The last piece in the exhibition, Carne de Caça (“Prey Meat”), also deals with fire. But not the living, red, active one. It brings a fire in the past, black soot arising after having extinguished the flames. Starting from a series of images showing tractors and bulldozers set alight in the forest, a common practice in disputes over territory, Filippi chooses fragments of various vehicles involved in car crashes. The pieces are burnt, and the artist uses asphalt to make on them a geometric design, with repeated—though irregular, since freehand—patterns. The drawings resemble, without imitating, an animal skin pattern; they suggest the texture of stretched leather, as if removed from the body of a slaughtered mammal.

The hunt, the traces of fire, the old carcasses scattered throughout the space. All of which lead to the ancestral way of life that, for thousands of years, reigned sovereign in the Brazilian territory.
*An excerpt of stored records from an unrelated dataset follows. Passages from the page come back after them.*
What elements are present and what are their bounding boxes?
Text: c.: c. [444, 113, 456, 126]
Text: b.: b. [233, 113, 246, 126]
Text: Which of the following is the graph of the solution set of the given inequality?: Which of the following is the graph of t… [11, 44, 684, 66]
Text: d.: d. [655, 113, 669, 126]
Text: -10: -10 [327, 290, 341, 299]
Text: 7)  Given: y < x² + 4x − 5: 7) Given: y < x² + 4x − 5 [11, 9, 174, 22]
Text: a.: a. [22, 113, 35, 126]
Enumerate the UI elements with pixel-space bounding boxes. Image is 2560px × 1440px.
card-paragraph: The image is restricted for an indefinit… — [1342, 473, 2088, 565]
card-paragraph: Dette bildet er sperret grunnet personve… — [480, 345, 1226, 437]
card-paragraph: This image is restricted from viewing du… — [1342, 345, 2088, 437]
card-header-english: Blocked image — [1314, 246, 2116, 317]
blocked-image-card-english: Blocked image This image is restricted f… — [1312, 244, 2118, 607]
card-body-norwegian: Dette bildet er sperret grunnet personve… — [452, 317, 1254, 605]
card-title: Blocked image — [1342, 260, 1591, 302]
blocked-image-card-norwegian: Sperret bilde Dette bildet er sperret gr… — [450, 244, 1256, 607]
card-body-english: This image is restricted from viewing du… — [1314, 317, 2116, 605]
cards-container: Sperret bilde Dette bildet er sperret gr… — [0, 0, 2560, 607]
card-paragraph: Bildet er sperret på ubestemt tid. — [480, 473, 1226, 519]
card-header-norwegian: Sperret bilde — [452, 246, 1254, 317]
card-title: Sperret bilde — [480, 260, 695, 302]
Cars and asphalt, however, are signs of modern, industrial life, afar from nature. The piece crosses those signifiers, exploring strategies such as camouflage, and discovering unlikely similarities between the thorax and the hood, between the joints and the sides of the fender, for instance.

Many images follow one another in the exhibition, and in the transit between them we expand the experience of what we took for granted (ah, Brazil …). Frederico Filippi works with polarities: the living and the dead, the past and the present, the organic and the industrial, nature and the built, what moves and what lurks. But in his work the two poles coexist, challenging. There is no room for appeasement; the invitation is to be constantly restless. As if one could only find meaning in those successive paths and alternating positions.